Command-line interface can run MBR decoding from command-line. Before running MBR decoding, you can generate hypothesis sentences with mbrs-generate:

mbrs-generate \
  sources.txt \
  --output hypotheses.txt \
  --lang_pair en-de \
  --model facebook/m2m100_418M \
  --num_candidates 1024 \
  --sampling eps --epsilon 0.02 \
  --batch_size 8 --sampling_size 8 --fp16 \
  --report_format rounded_outline

Beam search can also be used by replacing --sampling eps --epsilon 0.02 with --beam_size 10.

Next, MBR decoding and other decoding methods can be executed with mbrs-decode. This example regards the hypothesis set as the pseudo-reference set.

mbrs-decode \
  hypotheses.txt \
  --num_candidates 1024 \
  --nbest 1 \
  --source sources.txt \
  --references hypotheses.txt \
  --output translations.txt \
  --report report.txt --report_format rounded_outline \
  --decoder mbr \
  --metric comet \
  --metric.model Unbabel/wmt22-comet-da \
  --metric.batch_size 64 --metric.fp16 true

You can pass the arguments using a configuration yaml file via --config_path option. See docs for the details.

Finally, you can evaluate the score with mbrs-score:

mbrs-score \
  hypotheses.txt \
  --sources sources.txt \
  --references hypotheses.txt \
  --format json \
  --metric bleurt \
  --metric.batch_size 64 --metric.fp16 true

Python API

This is the example of COMET-MBR via Python API.

from mbrs.metrics import MetricCOMET
from mbrs.decoders import DecoderMBR

SOURCE = "ありがとう"
HYPOTHESES = ["Thanks", "Thank you", "Thank you so much", "Thank you.", "thank you"]

# Setup COMET.
metric_cfg = MetricCOMET.Config(
  model="Unbabel/wmt22-comet-da",
  batch_size=64,
  fp16=True,
)
metric = MetricCOMET(metric_cfg)

# Setup MBR decoding.
decoder_cfg = DecoderMBR.Config()
decoder = DecoderMBR(decoder_cfg, metric)

# Decode by COMET-MBR.
# This example regards the hypotheses themselves as the pseudo-references.
# Args: (hypotheses, pseudo-references, source)
output = decoder.decode(HYPOTHESES, HYPOTHESES, source=SOURCE, nbest=1)
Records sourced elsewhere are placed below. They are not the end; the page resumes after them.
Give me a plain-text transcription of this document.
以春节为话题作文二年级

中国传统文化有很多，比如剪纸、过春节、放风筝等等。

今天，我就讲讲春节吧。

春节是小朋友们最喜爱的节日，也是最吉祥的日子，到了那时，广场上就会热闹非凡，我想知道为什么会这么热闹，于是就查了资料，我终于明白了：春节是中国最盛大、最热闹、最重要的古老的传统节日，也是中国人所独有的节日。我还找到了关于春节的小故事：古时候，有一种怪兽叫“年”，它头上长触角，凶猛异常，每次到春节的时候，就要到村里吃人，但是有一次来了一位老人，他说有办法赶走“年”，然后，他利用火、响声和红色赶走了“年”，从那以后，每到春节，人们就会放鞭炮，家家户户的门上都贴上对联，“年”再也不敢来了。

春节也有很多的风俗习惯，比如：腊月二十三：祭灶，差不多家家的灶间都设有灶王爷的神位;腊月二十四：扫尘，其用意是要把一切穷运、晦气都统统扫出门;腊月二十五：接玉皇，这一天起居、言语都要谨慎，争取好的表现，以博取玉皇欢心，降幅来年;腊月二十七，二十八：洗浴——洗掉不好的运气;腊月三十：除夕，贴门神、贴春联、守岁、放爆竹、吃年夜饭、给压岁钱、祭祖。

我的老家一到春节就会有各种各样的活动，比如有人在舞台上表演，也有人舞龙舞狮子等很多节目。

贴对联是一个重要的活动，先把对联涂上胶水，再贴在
print(f"Selected index: {output.idx}")
print(f"Output sentence: {output.sentence}")
print(f"Expected score: {output.score}")

List of implemented methods

Metrics

Currently, the following metrics are supported:

Decoders

The following decoding methods are implemented:

  • N-best reranking: rerank
  • MBR decoding: mbr

Specifically, the following methods of MBR decoding are included:

Selectors

The final output list is selected according to these selectors:

Related projects

  • mbr
    • Highly integrated with huggingface transformers by customizing generate() method of model implementation.
    • If you are looking for an MBR decoding library that is fully integrated into transformers, this might be a good choice.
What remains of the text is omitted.